By Brian Hollingsworth
“Our goal should be to live a life in radical amazement.” These words, written by the noted Jewish rabbi and mystic Abraham Joshua Heschel, greeted my fellow sojourners and I as we gathered inside a rustic red yurt last summer on our first full day at Adamah Farm in Falls Village, Connecticut.
We were there for a week as part of a course offered by the Food, Faith, and Religious Leadership Initiative at Wake Forest University School of Divinity. The course, titled “Roots and Branches,” was an interfaith immersion course in which we would learn and work alongside our Jewish brothers and sisters as we learned about the spiritual and theological roots of Jewish agricultural practices.
Prior to our arrival, I had heard wonderful things about the trip, and imagined myself spending most of my days there with my hands plunged into the dirt. I was told I might even get a chance to milk a goat and kill a chicken! It would be hands-on work, dirty work and somehow, spiritual work. And so I was surprised on our first day together to find myself about to embark on what our leader, Rebecca, called a “Radical Amazement Hike,” a short journey to a nearby overlook (nowhere near the farm) in which we were being invited simply to be silent, listen and pay attention.
While I had arrived with pen and notebook in hand, ready to jot down the best way to grow vegetables and how to convince my friends and family that care for the earth was spiritual work, most of the learning I would experience that week would be by simply being quiet and paying attention.

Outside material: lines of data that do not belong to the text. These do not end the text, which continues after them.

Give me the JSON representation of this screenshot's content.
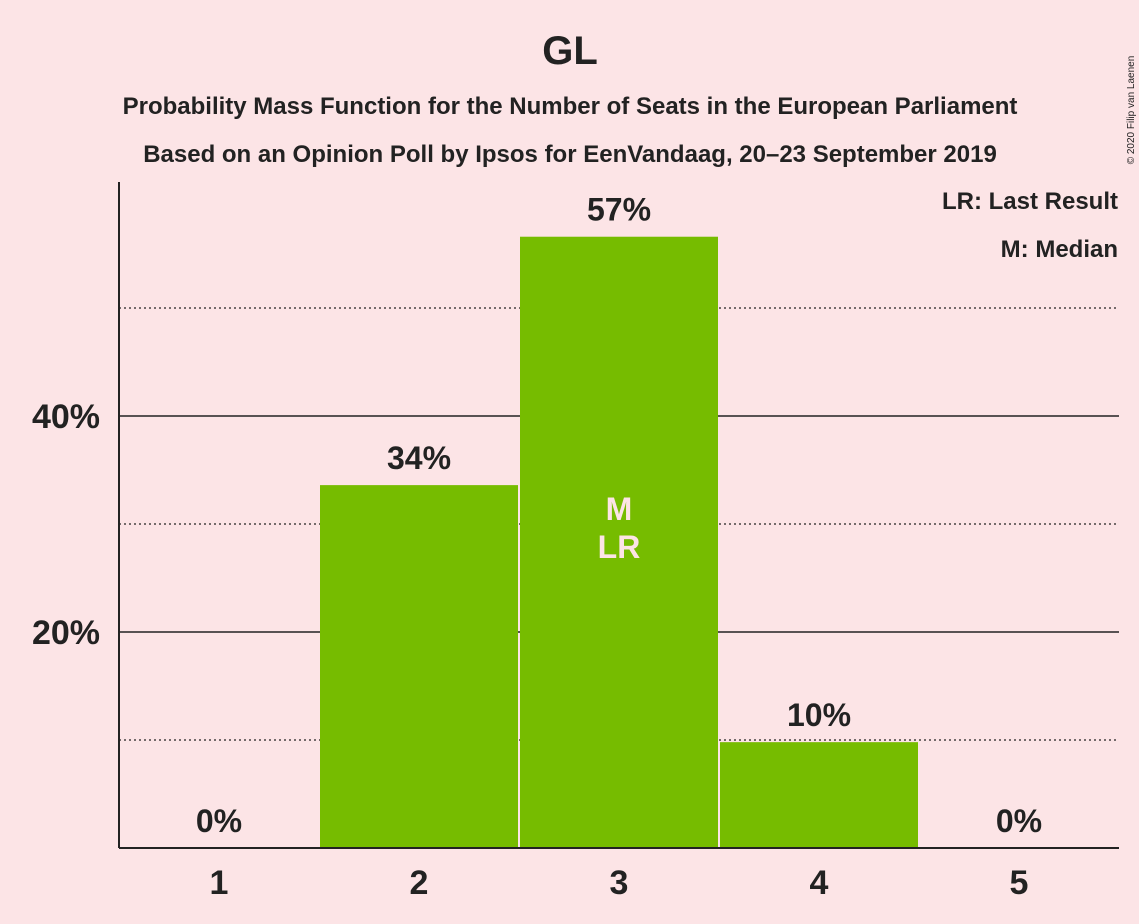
{
  "chart_data": {
    "type": "bar",
    "title": "GL",
    "subtitle_1": "Probability Mass Function for the Number of Seats in the European Parliament",
    "subtitle_2": "Based on an Opinion Poll by Ipsos for EenVandaag, 20–23 September 2019",
    "copyright": "© 2020 Filip van Laenen",
    "categories": [
      "1",
      "2",
      "3",
      "4",
      "5"
    ],
    "values": [
      0,
      33.6,
      56.6,
      9.8,
      0
    ],
    "value_labels": [
      "0%",
      "34%",
      "57%",
      "10%",
      "0%"
    ],
    "ylim": [
      0,
      62
    ],
    "y_ticks": [
      20,
      40
    ],
    "y_tick_labels": [
      "20%",
      "40%"
    ],
    "y_minor_ticks": [
      10,
      30,
      50
    ],
    "grid": true,
    "legend": {
      "placement": "top-right",
      "entries": [
        "LR: Last Result",
        "M: Median"
      ]
    },
    "markers": [
      {
        "category": "3",
        "lines": [
          "M",
          "LR"
        ]
      }
    ],
    "colors": {
      "bar": "#76bc00",
      "background": "#fce4e6",
      "text": "#222222",
      "axis": "#222222"
    }
  }
}
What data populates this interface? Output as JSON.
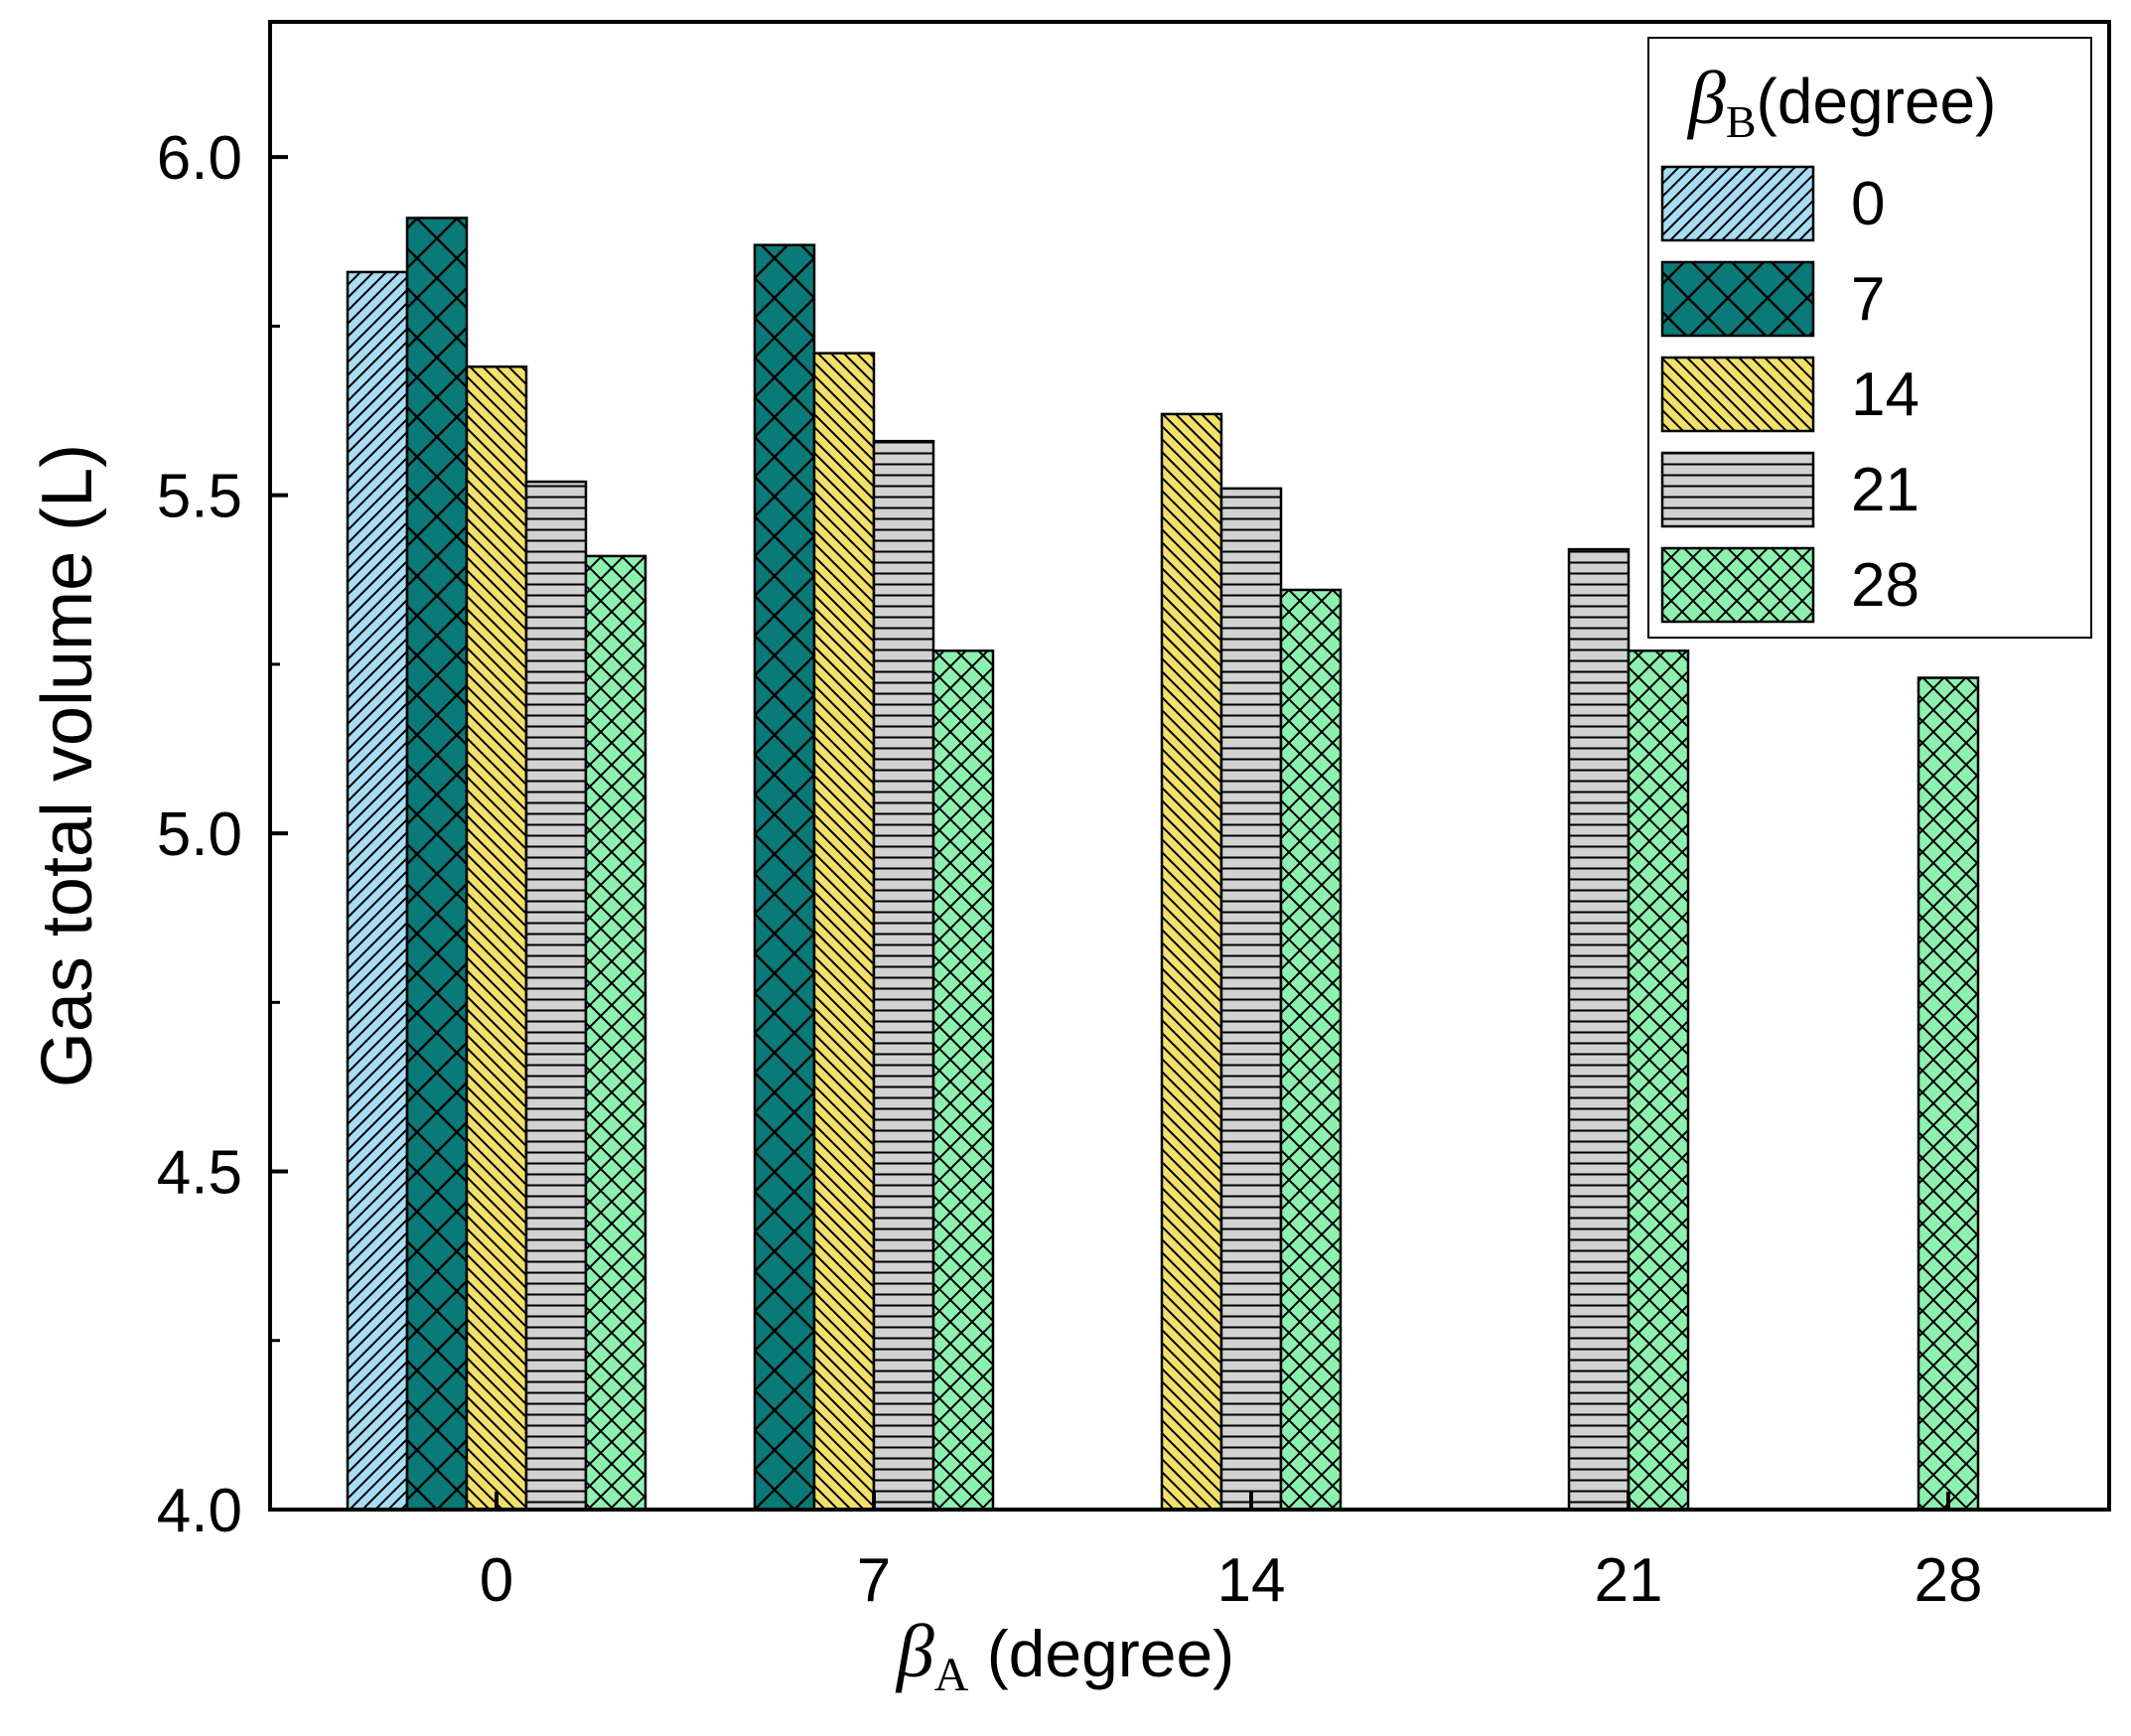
{
  "chart_data": {
    "type": "bar",
    "title": "",
    "xlabel_symbol": "β",
    "xlabel_subscript": "A",
    "xlabel_suffix": " (degree)",
    "ylabel": "Gas total volume (L)",
    "ylim": [
      4.0,
      6.2
    ],
    "yticks": [
      "4.0",
      "4.5",
      "5.0",
      "5.5",
      "6.0"
    ],
    "ytick_values": [
      4.0,
      4.5,
      5.0,
      5.5,
      6.0
    ],
    "categories": [
      "0",
      "7",
      "14",
      "21",
      "28"
    ],
    "legend_title_symbol": "β",
    "legend_title_subscript": "B",
    "legend_title_suffix": "(degree)",
    "legend_position": "top-right",
    "series": [
      {
        "name": "0",
        "color": "#a8dcf2",
        "pattern": "diagonal-up",
        "values": [
          5.83,
          null,
          null,
          null,
          null
        ]
      },
      {
        "name": "7",
        "color": "#0a7a78",
        "pattern": "crosshatch",
        "values": [
          5.91,
          5.87,
          null,
          null,
          null
        ]
      },
      {
        "name": "14",
        "color": "#f2e06a",
        "pattern": "diagonal-down",
        "values": [
          5.69,
          5.71,
          5.62,
          null,
          null
        ]
      },
      {
        "name": "21",
        "color": "#d2d2d2",
        "pattern": "horizontal",
        "values": [
          5.52,
          5.58,
          5.51,
          5.42,
          null
        ]
      },
      {
        "name": "28",
        "color": "#8ef0b0",
        "pattern": "crosshatch-fine",
        "values": [
          5.41,
          5.27,
          5.36,
          5.27,
          5.23
        ]
      }
    ]
  }
}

After a short introduction inside the red yurt, we followed Rebecca in silence to the summit overlook atop a nearby mountain. Along the way, we were asked to take notice of the natural world around us. As I hiked, listening to the birds and the winds in the trees, I became aware of a vast network of communication happening around me, the sounds of creation speaking a language I did not know or understand. What might I hear if I listen more carefully? What might God be trying to say?
Looking back, I realize that my venture through divinity school is much like that hike – an opportunity to listen, to pay attention, to hear what God might be saying. I bring with me my hopes, my ideas and my interests (and of course, plenty of pens and notebooks), but as I continue on my spiritual journey, I’m learning that much of the work of ministry is about simply paying attention. It’s about being present in each moment, listening to others, and tuning in to the work God is already doing around us.
We did indeed put our hands in the dirt that week at Adamah Farm. But it was our hike together that gave new meaning to all that would come after. Like Moses, who encountered God’s presence in the burning bush, only after turning aside to listen did I realize, in radical amazement, that the ground on which I stood was holy ground, the people alongside me were doing holy work, and through the vast and mysterious language of creation, God was speaking a holy call.
Brian Hollingsworth is a native of Raleigh, N.C., and is a second year M.Div. student at Wake Forest University School of Divinity. He is a member of Greystone Baptist Church in Raleigh, N.C.